Trois questions – Quentin marchal – 1er prix anciens résidents

Lorsqu’elle ne trouve pas ses mots, son nez se fronce, ses lèvres se tordent.

« C’est… »

Elle se concentre. De toutes ses forces.

« Hmm… C’est de la… »

Et d’un mouvement de tête, elle abandonne.

« It’s some fucking octopus. »

En français, ça veut dire que ce qu’elle me tend là, dans son assiette en carton, ce machin en forme de boules de pâte gluantes, c’est de la pieuvre.

« Spécialité nippone, le takoyaki. Ils découpent l’octopus en morceaux, ils mettent dans de la pâte et ils grillent. »

Elle me colle l’assiette sous le nez.

« Eat. »

Ça veut dire mange. Alors je prends l’assiette, et je cherche sur le stand s’il n’y a pas des cuillères en plastique. Des baguettes. Quelque chose.

« Comment je suis censé faire ?

– Mets dans ta bouche, banane. »

Elle m’a déjà tourné le dos, elle s’éloigne.

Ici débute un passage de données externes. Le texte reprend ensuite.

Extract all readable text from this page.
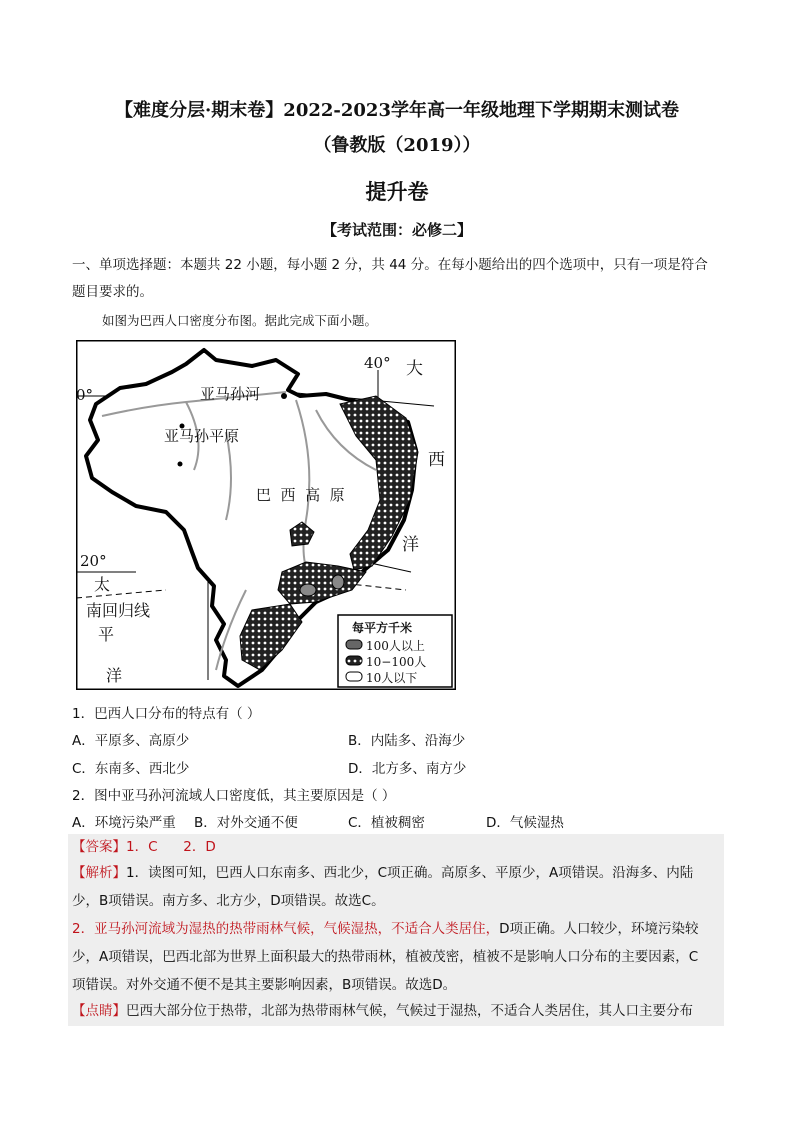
【难度分层·期末卷】2022-2023学年高一年级地理下学期期末测试卷
（鲁教版（2019））
提升卷
【考试范围：必修二】
一、单项选择题：本题共 22 小题，每小题 2 分，共 44 分。在每小题给出的四个选项中，只有一项是符合
题目要求的。
如图为巴西人口密度分布图。据此完成下面小题。
40° 大
0°	亚马孙河
亚马孙平原
西
巴  西  高  原
洋
20°
太
南回归线
平
洋
每平方千米
100人以上
10−100人
10人以下
1．巴西人口分布的特点有（ ）
A．平原多、高原少	B．内陆多、沿海少
C．东南多、西北少	D．北方多、南方少
2．图中亚马孙河流域人口密度低，其主要原因是（ ）
A．环境污染严重 B．对外交通不便	C．植被稠密	D．气候湿热
【答案】1．C      2．D
【解析】1．读图可知，巴西人口东南多、西北少，C项正确。高原多、平原少，A项错误。沿海多、内陆
少，B项错误。南方多、北方少，D项错误。故选C。
2．亚马孙河流域为湿热的热带雨林气候，气候湿热，不适合人类居住，D项正确。人口较少，环境污染较
少，A项错误，巴西北部为世界上面积最大的热带雨林，植被茂密，植被不是影响人口分布的主要因素，C
项错误。对外交通不便不是其主要影响因素，B项错误。故选D。
【点睛】巴西大部分位于热带，北部为热带雨林气候，气候过于湿热，不适合人类居住，其人口主要分布
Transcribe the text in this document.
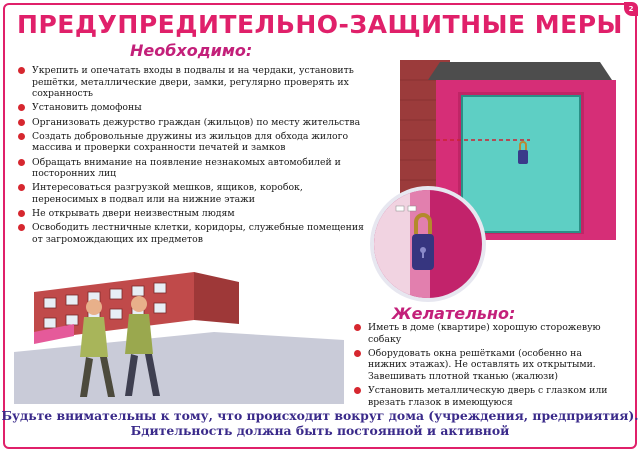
2
ПРЕДУПРЕДИТЕЛЬНО-ЗАЩИТНЫЕ МЕРЫ
Необходимо:
Укрепить и опечатать входы в подвалы и на чердаки, установить решётки, металлические двери, замки, регулярно проверять их сохранность
Установить домофоны
Организовать дежурство граждан (жильцов) по месту жительства
Создать добровольные дружины из жильцов для обхода жилого массива и проверки сохранности печатей и замков
Обращать внимание на появление незнакомых автомобилей и посторонних лиц
Интересоваться разгрузкой мешков, ящиков, коробок, переносимых в подвал или на нижние этажи
Не открывать двери неизвестным людям
Освободить лестничные клетки, коридоры, служебные помещения от загромождающих их предметов
Желательно:
Иметь в доме (квартире) хорошую сторожевую собаку
Оборудовать окна решётками (особенно на нижних этажах). Не оставлять их открытыми. Завешивать плотной тканью (жалюзи)
Установить металлическую дверь с глазком или врезать глазок в имеющуюся
Будьте внимательны к тому, что происходит вокруг дома (учреждения, предприятия).
Бдительность должна быть постоянной и активной
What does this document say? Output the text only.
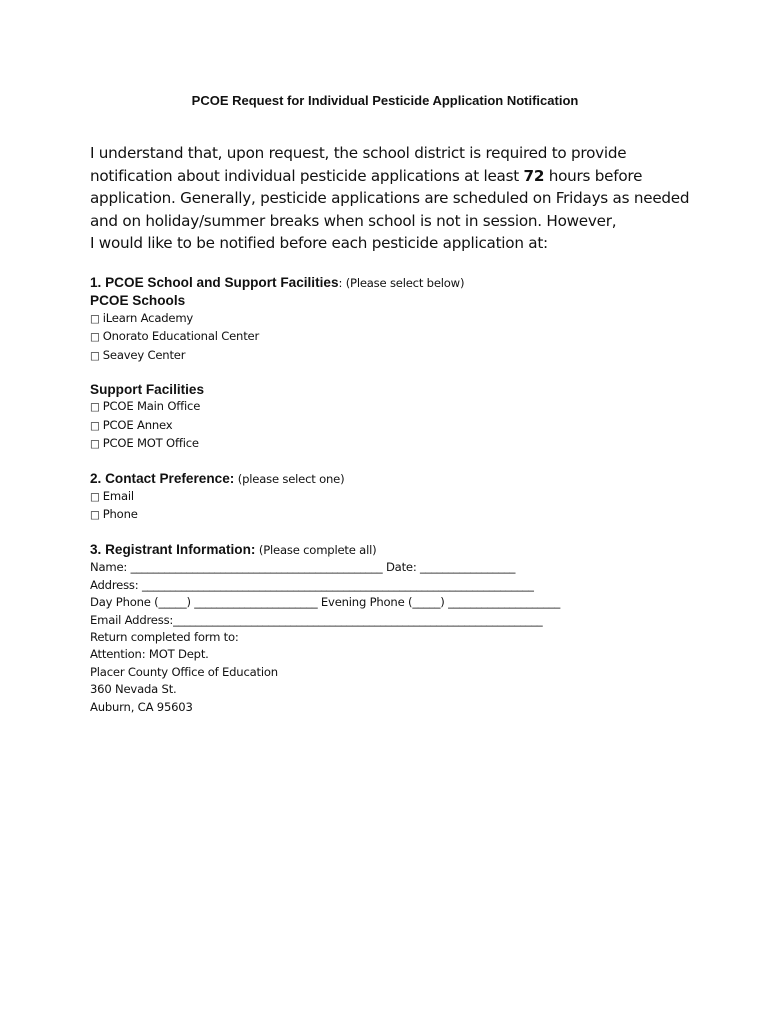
PCOE Request for Individual Pesticide Application Notification

I understand that, upon request, the school district is required to provide
notification about individual pesticide applications at least 72 hours before
application. Generally, pesticide applications are scheduled on Fridays as needed
and on holiday/summer breaks when school is not in session. However,
I would like to be notified before each pesticide application at:

1. PCOE School and Support Facilities: (Please select below)
PCOE Schools
□ iLearn Academy
□ Onorato Educational Center
□ Seavey Center
Support Facilities
□ PCOE Main Office
□ PCOE Annex
□ PCOE MOT Office
2. Contact Preference: (please select one)
□ Email
□ Phone
3. Registrant Information: (Please complete all)
Name: _____________________________________________ Date: _________________
Address: ______________________________________________________________________
Day Phone (_____) ______________________ Evening Phone (_____) ____________________
Email Address:__________________________________________________________________
Return completed form to:
Attention: MOT Dept.
Placer County Office of Education
360 Nevada St.
Auburn, CA 95603
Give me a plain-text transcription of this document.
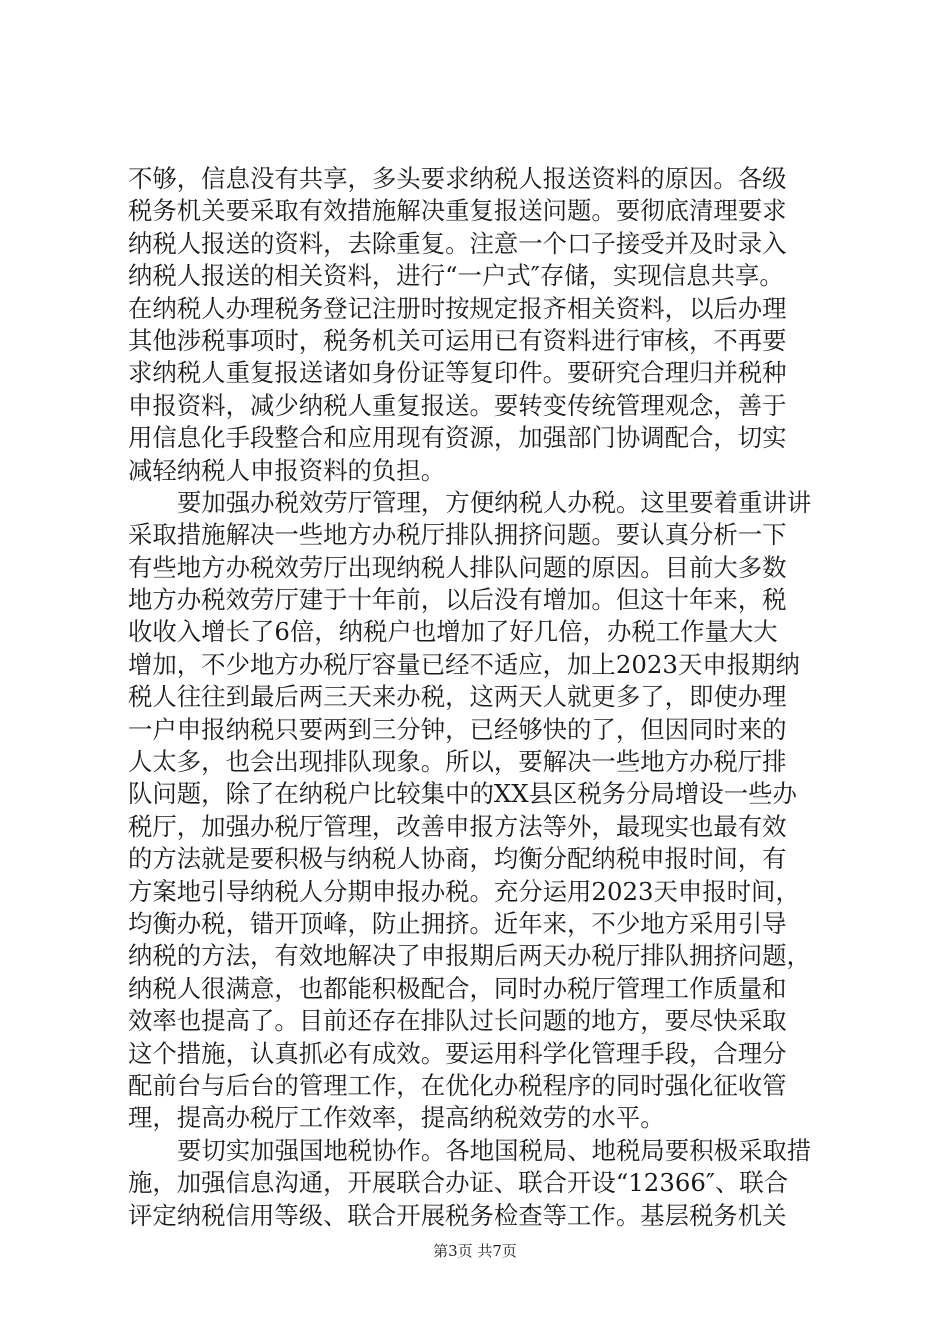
不够，信息没有共享，多头要求纳税人报送资料的原因。各级
税务机关要采取有效措施解决重复报送问题。要彻底清理要求
纳税人报送的资料，去除重复。注意一个口子接受并及时录入
纳税人报送的相关资料，进行“一户式″存储，实现信息共享。
在纳税人办理税务登记注册时按规定报齐相关资料，以后办理
其他涉税事项时，税务机关可运用已有资料进行审核，不再要
求纳税人重复报送诸如身份证等复印件。要研究合理归并税种
申报资料，减少纳税人重复报送。要转变传统管理观念，善于
用信息化手段整合和应用现有资源，加强部门协调配合，切实
减轻纳税人申报资料的负担。
要加强办税效劳厅管理，方便纳税人办税。这里要着重讲讲
采取措施解决一些地方办税厅排队拥挤问题。要认真分析一下
有些地方办税效劳厅出现纳税人排队问题的原因。目前大多数
地方办税效劳厅建于十年前，以后没有增加。但这十年来，税
收收入增长了6倍，纳税户也增加了好几倍，办税工作量大大
增加，不少地方办税厅容量已经不适应，加上2023天申报期纳
税人往往到最后两三天来办税，这两天人就更多了，即使办理
一户申报纳税只要两到三分钟，已经够快的了，但因同时来的
人太多，也会出现排队现象。所以，要解决一些地方办税厅排
队问题，除了在纳税户比较集中的XX县区税务分局增设一些办
税厅，加强办税厅管理，改善申报方法等外，最现实也最有效
的方法就是要积极与纳税人协商，均衡分配纳税申报时间，有
方案地引导纳税人分期申报办税。充分运用2023天申报时间，
均衡办税，错开顶峰，防止拥挤。近年来，不少地方采用引导
纳税的方法，有效地解决了申报期后两天办税厅排队拥挤问题，
纳税人很满意，也都能积极配合，同时办税厅管理工作质量和
效率也提高了。目前还存在排队过长问题的地方，要尽快采取
这个措施，认真抓必有成效。要运用科学化管理手段，合理分
配前台与后台的管理工作，在优化办税程序的同时强化征收管
理，提高办税厅工作效率，提高纳税效劳的水平。
要切实加强国地税协作。各地国税局、地税局要积极采取措
施，加强信息沟通，开展联合办证、联合开设“12366″、联合
评定纳税信用等级、联合开展税务检查等工作。基层税务机关
第3页 共7页
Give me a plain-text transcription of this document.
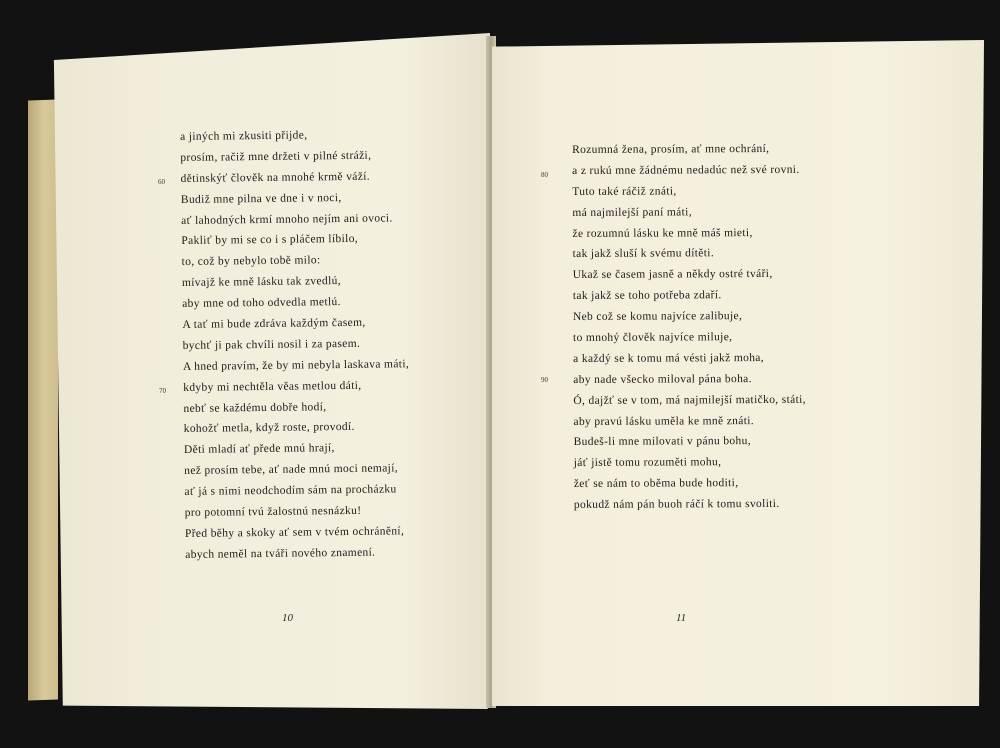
a jiných mi zkusiti přijde,
prosím, račiž mne držeti v pilné stráži,
dětinskýť člověk na mnohé krmě váží.
Budiž mne pilna ve dne i v noci,
ať lahodných krmí mnoho nejím ani ovoci.
Pakliť by mi se co i s pláčem líbilo,
to, což by nebylo tobě milo:
mívajž ke mně lásku tak zvedlú,
aby mne od toho odvedla metlú.
A tať mi bude zdráva každým časem,
bychť ji pak chvíli nosil i za pasem.
A hned pravím, že by mi nebyla laskava máti,
kdyby mi nechtěla věas metlou dáti,
nebť se každému dobře hodí,
kohožť metla, když roste, provodí.
Děti mladí ať přede mnú hrají,
než prosím tebe, ať nade mnú moci nemají,
ať já s nimi neodchodím sám na procházku
pro potomní tvú žalostnú nesnázku!
Před běhy a skoky ať sem v tvém ochránění,
abych neměl na tváři nového znamení.
60
70
10
Rozumná žena, prosím, ať mne ochrání,
a z rukú mne žádnému nedadúc než své rovni.
Tuto také ráčiž znáti,
má najmilejší paní máti,
že rozumnú lásku ke mně máš mieti,
tak jakž sluší k svému dítěti.
Ukaž se časem jasně a někdy ostré tváři,
tak jakž se toho potřeba zdaří.
Neb což se komu najvíce zalibuje,
to mnohý člověk najvíce miluje,
a každý se k tomu má vésti jakž moha,
aby nade všecko miloval pána boha.
Ó, dajžť se v tom, má najmilejší matičko, státi,
aby pravú lásku uměla ke mně znáti.
Budeš-li mne milovati v pánu bohu,
jáť jistě tomu rozuměti mohu,
žeť se nám to oběma bude hoditi,
pokudž nám pán buoh ráčí k tomu svoliti.
80
90
11
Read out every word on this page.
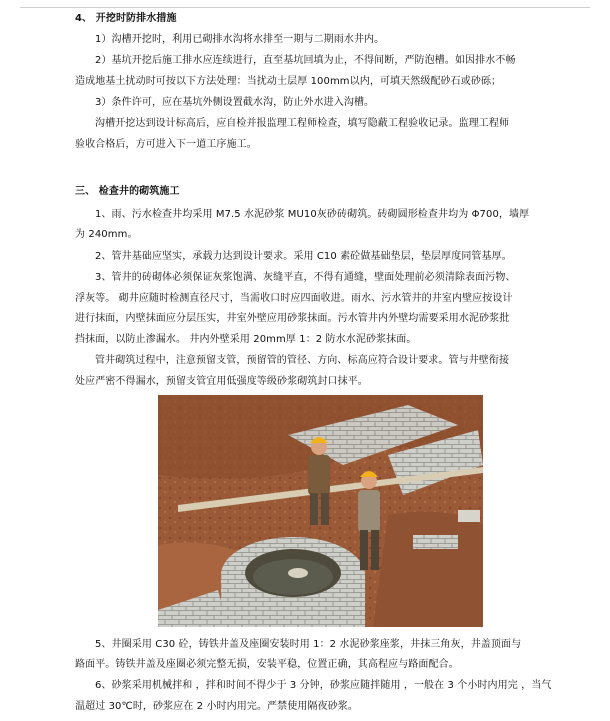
4、 开挖时防排水措施
1）沟槽开挖时，利用已砌排水沟将水排至一期与二期雨水井内。
2）基坑开挖后施工排水应连续进行，直至基坑回填为止，不得间断，严防泡槽。如因排水不畅
造成地基土扰动时可按以下方法处理：当扰动土层厚 100mm以内，可填天然级配砂石或砂砾；
3）条件许可，应在基坑外侧设置截水沟，防止外水进入沟槽。
沟槽开挖达到设计标高后，应自检并报监理工程师检查，填写隐蔽工程验收记录。监理工程师
验收合格后，方可进入下一道工序施工。
三、 检查井的砌筑施工
1、雨、污水检查井均采用 M7.5 水泥砂浆 MU10灰砂砖砌筑。砖砌圆形检查井均为 Φ700，墙厚
为 240mm。
2、管井基础应坚实，承载力达到设计要求。采用 C10 素砼做基础垫层，垫层厚度同管基厚。
3、管井的砖砌体必须保证灰浆饱满、灰缝平直，不得有通缝，壁面处理前必须清除表面污物、
浮灰等。 砌井应随时检测直径尺寸，当需收口时应四面收进。雨水、污水管井的井室内壁应按设计
进行抹面，内壁抹面应分层压实，井室外壁应用砂浆抹面。污水管井内外壁均需要采用水泥砂浆批
挡抹面，以防止渗漏水。 井内外壁采用 20mm厚 1：2 防水水泥砂浆抹面。
管井砌筑过程中，注意预留支管，预留管的管径、方向、标高应符合设计要求。管与井壁衔接
处应严密不得漏水，预留支管宜用低强度等级砂浆砌筑封口抹平。
5、井圈采用 C30 砼，铸铁井盖及座圈安装时用 1：2 水泥砂浆座浆，井抹三角灰，井盖顶面与
路面平。铸铁井盖及座圈必须完整无损，安装平稳，位置正确，其高程应与路面配合。
6、砂浆采用机械拌和 ，拌和时间不得少于 3 分钟，砂浆应随拌随用 ，一般在 3 个小时内用完 ，当气
温超过 30℃时，砂浆应在 2 小时内用完。严禁使用隔夜砂浆。
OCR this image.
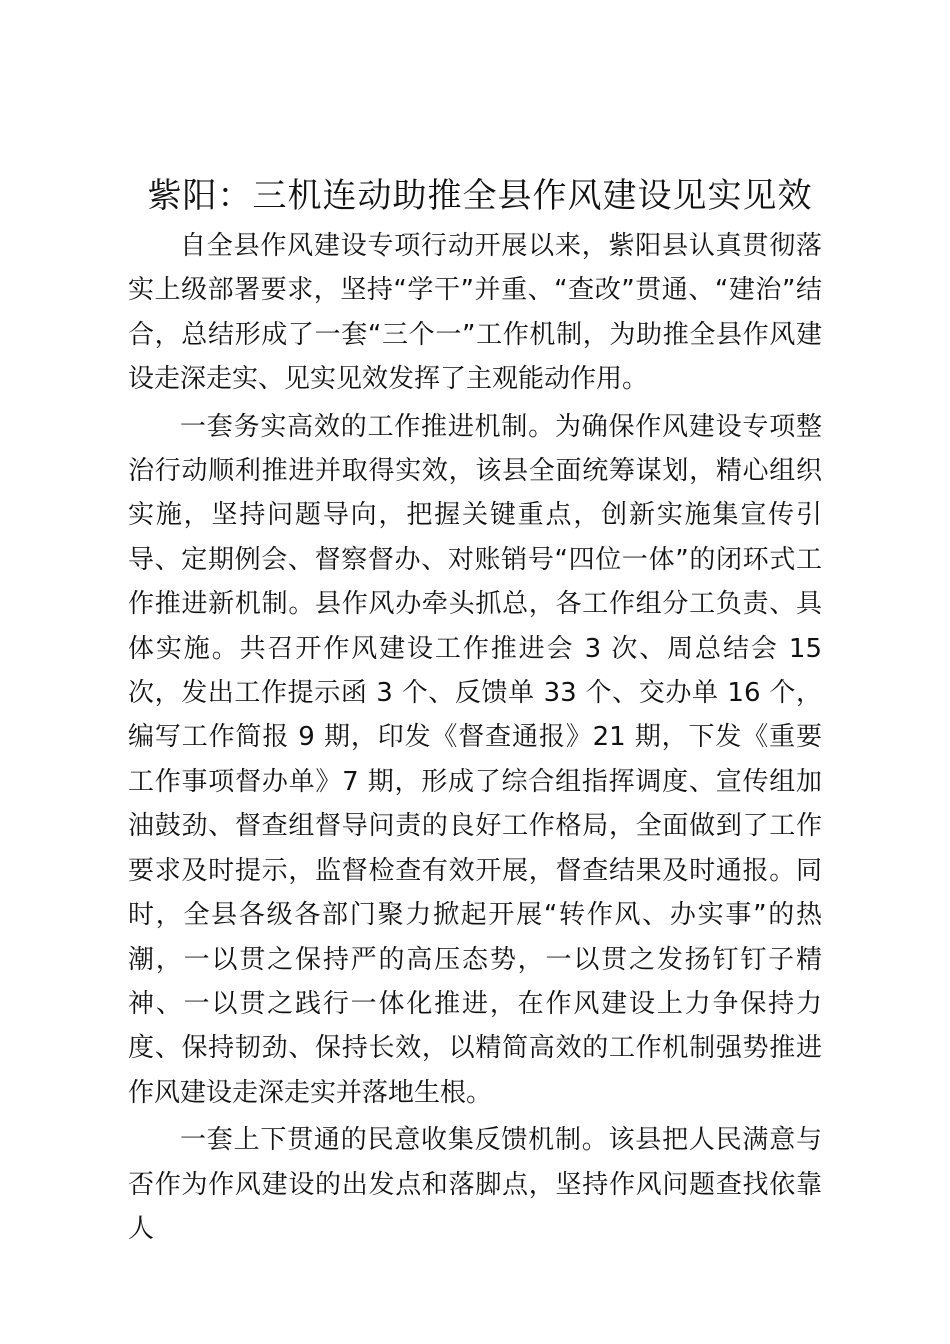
紫阳：三机连动助推全县作风建设见实见效

自全县作风建设专项行动开展以来，紫阳县认真贯彻落实上级部署要求，坚持“学干”并重、“查改”贯通、“建治”结合，总结形成了一套“三个一”工作机制，为助推全县作风建设走深走实、见实见效发挥了主观能动作用。

一套务实高效的工作推进机制。为确保作风建设专项整治行动顺利推进并取得实效，该县全面统筹谋划，精心组织实施，坚持问题导向，把握关键重点，创新实施集宣传引导、定期例会、督察督办、对账销号“四位一体”的闭环式工作推进新机制。县作风办牵头抓总，各工作组分工负责、具体实施。共召开作风建设工作推进会 3 次、周总结会 15 次，发出工作提示函 3 个、反馈单 33 个、交办单 16 个，编写工作简报 9 期，印发《督查通报》21 期，下发《重要工作事项督办单》7 期，形成了综合组指挥调度、宣传组加油鼓劲、督查组督导问责的良好工作格局，全面做到了工作要求及时提示，监督检查有效开展，督查结果及时通报。同时，全县各级各部门聚力掀起开展“转作风、办实事”的热潮，一以贯之保持严的高压态势，一以贯之发扬钉钉子精神、一以贯之践行一体化推进，在作风建设上力争保持力度、保持韧劲、保持长效，以精简高效的工作机制强势推进作风建设走深走实并落地生根。

一套上下贯通的民意收集反馈机制。该县把人民满意与否作为作风建设的出发点和落脚点，坚持作风问题查找依靠人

Au bas de la nuque, elle s’est fait tatouer le symbole du Yin et du Yang.

Je m’apprête à demander aux vendeurs s’ils n’ont pas des couverts, mais les résidents du Japon sont déjà affairés à servir de nouveaux clients. C’est le principe de ce week-end, la fête de la cité U. Chaque maison du parc représente le pays duquel elle tire ses origines, leurs occupants cuisinent des spécialités. Ils proposent des expos, des spectacles.

« Oh ! »

Je me tourne vers cette fille, elle a les mains sur les hanches.

« Tu me dois encore deux réponses ! Alors tu me suis. OK ? »

OK, OK… Je l’ai rencontrée il y a quoi ? Une heure, à peine. Je me baladais dans la Cité, je découvrais cette fête, sans but précis. Aux abords du Mexique, j’ai croisé le regard de cette fille qui s’est précipitée vers moi et m’a interpellé avec son accent bizarre « Yo, toi. J’ai trois questions pour toi. »

Je me suis arrêté. Par curiosité, ou peut-être à cause de cette autorité effrayante qu’elle dégage malgré sa si petite taille.

« Première question. Tu viens d’où ?

– Euh… De chez moi.

– Où t’es né ? Où t’as grandi, banane ! »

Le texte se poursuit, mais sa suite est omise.